Nomogram for predicting vessels encapsulating tumor clusters in hepatocellular carcinoma using DCE-CT based intratumoral heterogeneity quantification and body fat distribution: A multicenter study.
Authors
Affiliations (5)
Affiliations (5)
- Department of Radiology, The Second Qilu Hospital of Shandong University, Jinan, Shandong, 250033, People's Republic of China.
- Department of Radiology, The Second Qilu Hospital of Shandong University, Jinan, Shandong, 250033, People's Republic of China; Shandong Key Laboratory of Cancer Digital Medicine, The Second Qilu Hospital of Shandong University, Jinan, Shandong, 250033, People's Republic of China.
- Scientific Research Department, Huiying Medical Technology Co., Ltd, Beijing, 100192, People's Republic of China.
- Department of Radiology, The Qilu Hospital of Shandong University, Jinan, Shandong, 250000, People's Republic of China. Electronic address: [email protected].

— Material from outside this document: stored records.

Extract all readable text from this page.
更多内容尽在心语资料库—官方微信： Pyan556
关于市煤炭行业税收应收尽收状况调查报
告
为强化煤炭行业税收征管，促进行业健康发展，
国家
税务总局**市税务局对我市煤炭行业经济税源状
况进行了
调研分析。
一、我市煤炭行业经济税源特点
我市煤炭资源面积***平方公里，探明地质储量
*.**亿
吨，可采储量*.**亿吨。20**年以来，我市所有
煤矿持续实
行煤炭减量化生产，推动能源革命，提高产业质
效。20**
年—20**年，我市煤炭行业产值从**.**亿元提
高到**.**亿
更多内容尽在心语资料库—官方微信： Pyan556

- Department of Radiology, The Second Qilu Hospital of Shandong University, Jinan, Shandong, 250033, People's Republic of China. Electronic address: [email protected].
Abstract
Vessels encapsulating tumor clusters (VETC) represent a distinct vascular architecture associated with metastasis in hepatocellular carcinoma (HCC). This study aimed to develop and externally validate a nomogram integrating intratumor heterogeneity (ITH), radiologic, clinical, and body composition features for preoperative VETC prediction. This two-center retrospective study included 360 patients with pathologically confirmed VETC status between January 2017 and June 2024. Tumors were clustered using k-means with the elbow method to derive an ITH Score quantifying spatial heterogeneity. Based on dynamic contrast-enhanced computed tomography (DCE-CT), five machine learning classifiers constructed four DCE-CT-based models: clinical-radiological-body composition (CRB), ITH Score, Rad Score, and an integrated nomogram. Performance was evaluated using area under the curve (AUC), calibration, and decision curve analysis (DCA). A two-round reader study assessed nomogram assistance. Recurrence-free survival (RFS) was analyzed using Kaplan-Meier methods. Independent predictors included intratumor necrosis, non-smooth tumor margin, total adipose tissue index (TATI), and portal venous phase ITH Score. Using a logistic regression (LR) algorithm, the integrated nomogram showed the highest discrimination in the internal and external test sets (AUCs, 0.847 and 0.814, respectively), with numerically higher AUCs than the other models. Calibration and DCA demonstrated good agreement and clinical utility. Nomogram assistance improved accuracy, particularly for the junior radiologist. VETC- patients exhibited significantly longer RFS than VETC + patients (P < 0.0001), while higher nomogram scores correlated with shorter RFS (log-rank P < 0.05). The integrated nomogram enables preoperative VETC prediction, improves radiologists' performance, and facilitates prognostic stratification in HCC.